The 26th of July Movement (Movimiento 26, de Julio; M-26-7) was the revolutionary army organized and led by Fidel Castro which overthrew the Batista dictatorship in Cuba in 1959.
On July 26, 1953, Castro and a small band of men attacked the Moncada Barracks in the city of Santiago de Cuba and set in motion events which culminated in the first successful resistance to the United States' effort to impose its control over the two continents of the Americas. Subsequently, the revolutionary Army chose the day of their attack on the Moncada Barracks as the day their movement should celebrate its birthday.
Today is the 57th anniversary celebration of the 26th of July movement, and everyone who wishes Cuba well should drink a toast (a mojito preferably) to Cuba.*
The 26th of July Movement Flag (1998), by Lloyd Rowsey
As a footnote, regarding the revolutionary army's attire, Fidel Castro showed a touch of military humor in the attack on Moncada Barracks, having his troops dress up as sergeants to mock the Sergeants' Rebellion which had brought Batista to power.
Moncada Barracks in 1998, by Lloyd Rowsey
Although the attack failed, it proved Castro's leadership under fire and the courage and leadership abilities of his seconds-in-command, including Castro's younger brother Raul who single-handedly wrested the gun away from a captain of the Barracks to avoid capture during the initial fighting.
In the event, few of the revolutionaries were killed but most were captured and imprisoned. Still, the movement was born and never suffered defeat morally.
Castro was a trained lawyer, and he personally represented the captured at Moncada. He spoke so eloquently in their defense that out of more than 100 accused of the attack only twenty-six were incarcerated. Then in his own defense on the day of his sentencing, Castro gave a four-hour, impassioned speech explaining the Movement's reasons for open rebellion against the dictator Batista. This speech is known now as the "History Will Absolve Me" speech, and in 1953 it touched the hearts of millions of impoverished Cubans throughout the island and turned Fidel Castro into the long lost hero they had been waiting for.
The movement's first setback also proved to be a godsend as the soon-to-be-exiled Castro brothers, along with more than thirty of the Movement's soldiers, spent several years in Mexico City organizing and planning their next action in Cuba. And it was in Mexico City that Ernesto "Che" Guevara joined the Movement, and the bond between him and Castro lasted the rest of their lives.
Country Schoolyard Che (1998), by Lloyd Rowsey
In fact, Guevara was the proverbial diamond in the rough that everyone looks for, but almost no one finds.
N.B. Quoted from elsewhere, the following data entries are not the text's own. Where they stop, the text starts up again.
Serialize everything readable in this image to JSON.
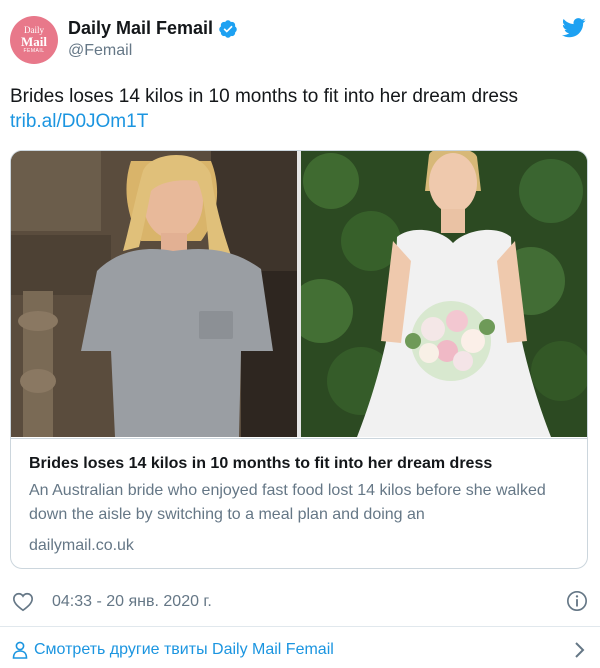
{
  "account": {
    "display_name": "Daily Mail Femail",
    "handle": "@Femail",
    "avatar_text": [
      "Daily",
      "Mail",
      "FEMAIL"
    ],
    "verified": true
  },
  "tweet": {
    "text": "Brides loses 14 kilos in 10 months to fit into her dream dress",
    "link": "trib.al/D0JOm1T"
  },
  "card": {
    "title": "Brides loses 14 kilos in 10 months to fit into her dream dress",
    "description": "An Australian bride who enjoyed fast food lost 14 kilos before she walked down the aisle by switching to a meal plan and doing an",
    "domain": "dailymail.co.uk"
  },
  "meta": {
    "timestamp": "04:33 - 20 янв. 2020 г."
  },
  "footer": {
    "more_tweets_label": "Смотреть другие твиты Daily Mail Femail"
  },
  "icons": {
    "verified": "verified-badge-icon",
    "platform": "twitter-bird-icon",
    "like": "heart-icon",
    "info": "info-icon",
    "profile": "person-icon",
    "next": "chevron-right-icon"
  },
  "colors": {
    "accent": "#1b95e0",
    "text_primary": "#14171a",
    "text_secondary": "#657786",
    "border": "#ccd6dd",
    "avatar_bg": "#e8788a"
  }
}
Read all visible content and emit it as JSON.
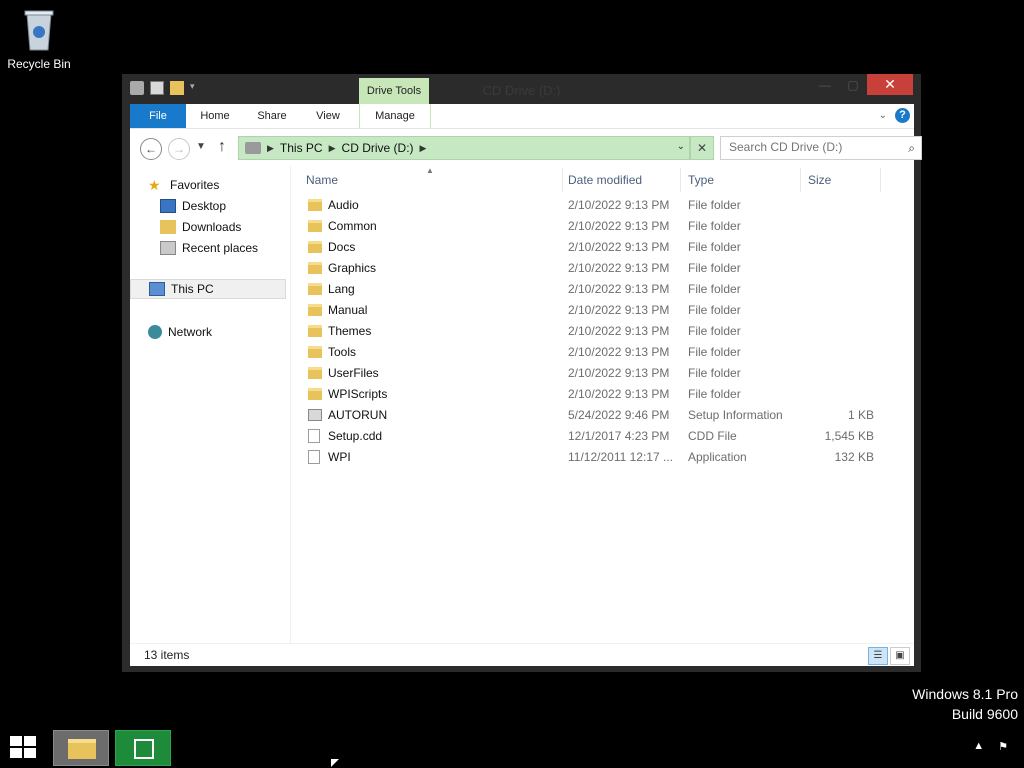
{
  "desktop": {
    "recycle_bin_label": "Recycle Bin",
    "watermark_line1": "Windows 8.1 Pro",
    "watermark_line2": "Build 9600"
  },
  "window": {
    "title": "CD Drive (D:)",
    "context_tab_group": "Drive Tools",
    "ribbon_tabs": [
      "File",
      "Home",
      "Share",
      "View",
      "Manage"
    ],
    "close_glyph": "✕"
  },
  "address": {
    "crumbs": [
      "This PC",
      "CD Drive (D:)"
    ],
    "search_placeholder": "Search CD Drive (D:)"
  },
  "navigation_pane": {
    "favorites": "Favorites",
    "desktop": "Desktop",
    "downloads": "Downloads",
    "recent_places": "Recent places",
    "this_pc": "This PC",
    "network": "Network"
  },
  "columns": {
    "name": "Name",
    "date_modified": "Date modified",
    "type": "Type",
    "size": "Size"
  },
  "files": [
    {
      "name": "Audio",
      "date": "2/10/2022 9:13 PM",
      "type": "File folder",
      "size": "",
      "icon": "folder-icon"
    },
    {
      "name": "Common",
      "date": "2/10/2022 9:13 PM",
      "type": "File folder",
      "size": "",
      "icon": "folder-icon"
    },
    {
      "name": "Docs",
      "date": "2/10/2022 9:13 PM",
      "type": "File folder",
      "size": "",
      "icon": "folder-icon"
    },
    {
      "name": "Graphics",
      "date": "2/10/2022 9:13 PM",
      "type": "File folder",
      "size": "",
      "icon": "folder-icon"
    },
    {
      "name": "Lang",
      "date": "2/10/2022 9:13 PM",
      "type": "File folder",
      "size": "",
      "icon": "folder-icon"
    },
    {
      "name": "Manual",
      "date": "2/10/2022 9:13 PM",
      "type": "File folder",
      "size": "",
      "icon": "folder-icon"
    },
    {
      "name": "Themes",
      "date": "2/10/2022 9:13 PM",
      "type": "File folder",
      "size": "",
      "icon": "folder-icon"
    },
    {
      "name": "Tools",
      "date": "2/10/2022 9:13 PM",
      "type": "File folder",
      "size": "",
      "icon": "folder-icon"
    },
    {
      "name": "UserFiles",
      "date": "2/10/2022 9:13 PM",
      "type": "File folder",
      "size": "",
      "icon": "folder-icon"
    },
    {
      "name": "WPIScripts",
      "date": "2/10/2022 9:13 PM",
      "type": "File folder",
      "size": "",
      "icon": "folder-icon"
    },
    {
      "name": "AUTORUN",
      "date": "5/24/2022 9:46 PM",
      "type": "Setup Information",
      "size": "1 KB",
      "icon": "setup-info-icon"
    },
    {
      "name": "Setup.cdd",
      "date": "12/1/2017 4:23 PM",
      "type": "CDD File",
      "size": "1,545 KB",
      "icon": "file-icon"
    },
    {
      "name": "WPI",
      "date": "11/12/2011 12:17 ...",
      "type": "Application",
      "size": "132 KB",
      "icon": "application-icon"
    }
  ],
  "status": {
    "item_count": "13 items"
  },
  "colors": {
    "ribbon_file_tab": "#1979ca",
    "drive_tools": "#c8e7b8",
    "close_button": "#c7403a"
  }
}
He was born into a modest, middle-class family in Argentina, and he spent two years after his formal education as a medical doctor was completed traveling in South and Central America, working with the poor and setting up treatment clinics.
And in 1953, Guevara witnessed first-hand the American-instigated right-wing coup in Guatemala, participating in the resistance to it and subsequently fleeing to Mexico where he met Fidel and Raul Castro for the first time.
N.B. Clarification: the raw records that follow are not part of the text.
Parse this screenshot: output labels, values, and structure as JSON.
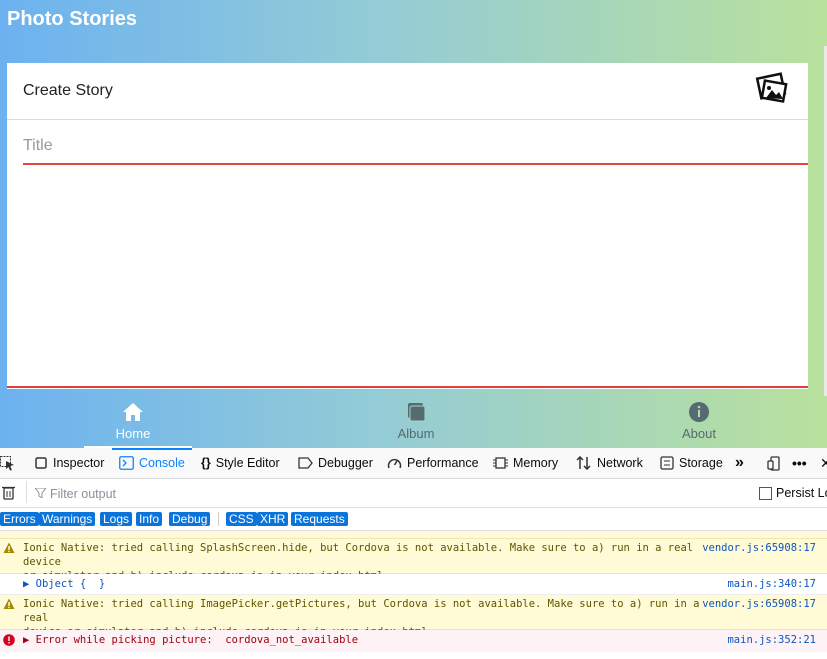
{
  "app": {
    "title": "Photo Stories",
    "card_title": "Create Story",
    "title_placeholder": "Title",
    "tabs": [
      {
        "label": "Home",
        "icon": "home-icon"
      },
      {
        "label": "Album",
        "icon": "album-icon"
      },
      {
        "label": "About",
        "icon": "info-icon"
      }
    ],
    "colors": {
      "gradient_start": "#6cb2f0",
      "gradient_end": "#b9e19c",
      "input_underline": "#e0483a"
    }
  },
  "devtools": {
    "tabs": [
      "Inspector",
      "Console",
      "Style Editor",
      "Debugger",
      "Performance",
      "Memory",
      "Network",
      "Storage"
    ],
    "active_tab": "Console",
    "filter_placeholder": "Filter output",
    "persist_logs": "Persist Logs",
    "levels": [
      "Errors",
      "Warnings",
      "Logs",
      "Info",
      "Debug",
      "CSS",
      "XHR",
      "Requests"
    ],
    "messages": [
      {
        "type": "warning",
        "text": "Ionic Native: tried calling SplashScreen.hide, but Cordova is not available. Make sure to a) run in a real device\nor simulator and b) include cordova.js in your index.html",
        "source": "vendor.js:65908:17"
      },
      {
        "type": "log",
        "text": "▶ Object {  }",
        "source": "main.js:340:17"
      },
      {
        "type": "warning",
        "text": "Ionic Native: tried calling ImagePicker.getPictures, but Cordova is not available. Make sure to a) run in a real\ndevice or simulator and b) include cordova.js in your index.html",
        "source": "vendor.js:65908:17"
      },
      {
        "type": "error",
        "text": "▶ Error while picking picture:  cordova_not_available",
        "source": "main.js:352:21"
      }
    ]
  }
}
El Doctor Che was first a freedom fighter and secondly a medic, but he always remembered his Hippocratic Oath. During the entire struggle to liberate Cuba, people witnessed Che's compassion for all humans, regardless of which side of the battle they were on. There were countless occasions where he placed his own life in jeopardy in order to attend to fallen Cuban soldiers' wounds, whether Fidelista soldiers or Batista soldiers.
Even more than Fidel, Che Guevara has become in world history the most famous member of the 26th of July Movement, despite having joined it in Mexico years after the attack on the Barracks at Moncada. (Presently, were Che alive and a capitalist, he would be the richest revolutionary the Earth has ever known; his "ferocious Che" T-shirt sells millions of copies every year worldwide.)
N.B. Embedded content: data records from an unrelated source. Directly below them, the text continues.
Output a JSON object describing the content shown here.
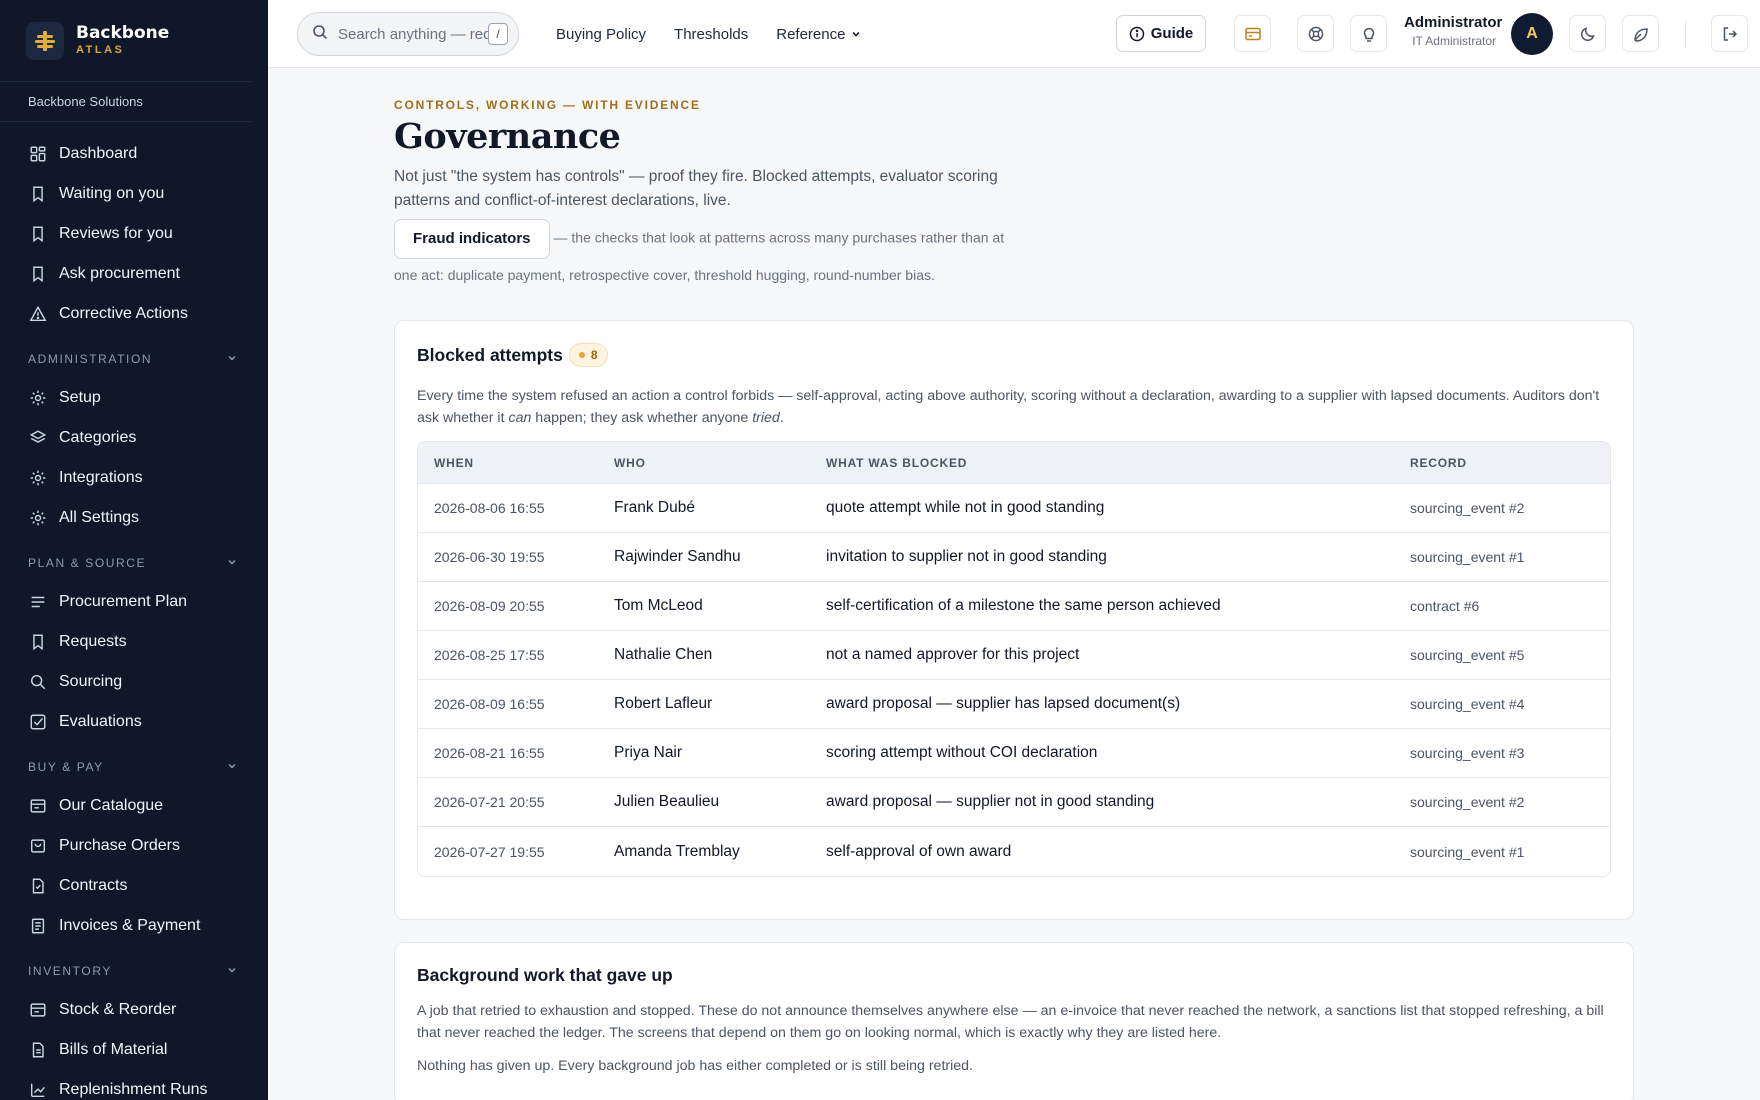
{
  "brand": {
    "name": "Backbone",
    "product": "ATLAS",
    "org": "Backbone Solutions"
  },
  "sidebar": {
    "top": [
      {
        "label": "Dashboard",
        "icon": "dashboard-icon"
      },
      {
        "label": "Waiting on you",
        "icon": "bookmark-icon"
      },
      {
        "label": "Reviews for you",
        "icon": "bookmark-icon"
      },
      {
        "label": "Ask procurement",
        "icon": "bookmark-icon"
      },
      {
        "label": "Corrective Actions",
        "icon": "warning-icon"
      }
    ],
    "sections": [
      {
        "title": "ADMINISTRATION",
        "items": [
          {
            "label": "Setup",
            "icon": "gear-icon"
          },
          {
            "label": "Categories",
            "icon": "layers-icon"
          },
          {
            "label": "Integrations",
            "icon": "gear-icon"
          },
          {
            "label": "All Settings",
            "icon": "gear-icon"
          }
        ]
      },
      {
        "title": "PLAN & SOURCE",
        "items": [
          {
            "label": "Procurement Plan",
            "icon": "list-icon"
          },
          {
            "label": "Requests",
            "icon": "bookmark-icon"
          },
          {
            "label": "Sourcing",
            "icon": "search-icon"
          },
          {
            "label": "Evaluations",
            "icon": "check-square-icon"
          }
        ]
      },
      {
        "title": "BUY & PAY",
        "items": [
          {
            "label": "Our Catalogue",
            "icon": "catalogue-icon"
          },
          {
            "label": "Purchase Orders",
            "icon": "bag-icon"
          },
          {
            "label": "Contracts",
            "icon": "file-icon"
          },
          {
            "label": "Invoices & Payment",
            "icon": "receipt-icon"
          }
        ]
      },
      {
        "title": "INVENTORY",
        "items": [
          {
            "label": "Stock & Reorder",
            "icon": "catalogue-icon"
          },
          {
            "label": "Bills of Material",
            "icon": "file-icon"
          },
          {
            "label": "Replenishment Runs",
            "icon": "chart-icon"
          }
        ]
      }
    ]
  },
  "topbar": {
    "search_placeholder": "Search anything — requests, suppliers, POs",
    "search_shortcut": "/",
    "nav": [
      "Buying Policy",
      "Thresholds",
      "Reference"
    ],
    "guide_label": "Guide",
    "user_name": "Administrator",
    "user_role": "IT Administrator",
    "avatar_initial": "A"
  },
  "page": {
    "eyebrow": "CONTROLS, WORKING — WITH EVIDENCE",
    "title": "Governance",
    "subtitle": "Not just \"the system has controls\" — proof they fire. Blocked attempts, evaluator scoring patterns and conflict-of-interest declarations, live.",
    "fraud_button": "Fraud indicators",
    "fraud_text": "— the checks that look at patterns across many purchases rather than at one act: duplicate payment, retrospective cover, threshold hugging, round-number bias."
  },
  "blocked": {
    "title": "Blocked attempts",
    "count": "8",
    "desc_a": "Every time the system refused an action a control forbids — self-approval, acting above authority, scoring without a declaration, awarding to a supplier with lapsed documents. Auditors don't ask whether it ",
    "desc_can": "can",
    "desc_b": " happen; they ask whether anyone ",
    "desc_tried": "tried",
    "desc_c": ".",
    "columns": [
      "WHEN",
      "WHO",
      "WHAT WAS BLOCKED",
      "RECORD"
    ],
    "rows": [
      {
        "when": "2026-08-06 16:55",
        "who": "Frank Dubé",
        "what": "quote attempt while not in good standing",
        "record": "sourcing_event #2"
      },
      {
        "when": "2026-06-30 19:55",
        "who": "Rajwinder Sandhu",
        "what": "invitation to supplier not in good standing",
        "record": "sourcing_event #1"
      },
      {
        "when": "2026-08-09 20:55",
        "who": "Tom McLeod",
        "what": "self-certification of a milestone the same person achieved",
        "record": "contract #6"
      },
      {
        "when": "2026-08-25 17:55",
        "who": "Nathalie Chen",
        "what": "not a named approver for this project",
        "record": "sourcing_event #5"
      },
      {
        "when": "2026-08-09 16:55",
        "who": "Robert Lafleur",
        "what": "award proposal — supplier has lapsed document(s)",
        "record": "sourcing_event #4"
      },
      {
        "when": "2026-08-21 16:55",
        "who": "Priya Nair",
        "what": "scoring attempt without COI declaration",
        "record": "sourcing_event #3"
      },
      {
        "when": "2026-07-21 20:55",
        "who": "Julien Beaulieu",
        "what": "award proposal — supplier not in good standing",
        "record": "sourcing_event #2"
      },
      {
        "when": "2026-07-27 19:55",
        "who": "Amanda Tremblay",
        "what": "self-approval of own award",
        "record": "sourcing_event #1"
      }
    ]
  },
  "background": {
    "title": "Background work that gave up",
    "desc": "A job that retried to exhaustion and stopped. These do not announce themselves anywhere else — an e-invoice that never reached the network, a sanctions list that stopped refreshing, a bill that never reached the ledger. The screens that depend on them go on looking normal, which is exactly why they are listed here.",
    "note": "Nothing has given up. Every background job has either completed or is still being retried."
  }
}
Like Fidel and millions of other Cubans, Che remained a revolutionary his entire life. But because he was not a Cuban, while contributing to the Revolution in Cuba as a high government official, Che became restless and impatient with domestic Cuban politics. So he searched out countries in the Americas which were ripest for revolution, and to which he believed he could make the best contribution. In 1966, Che decided he was needed in Bolivia.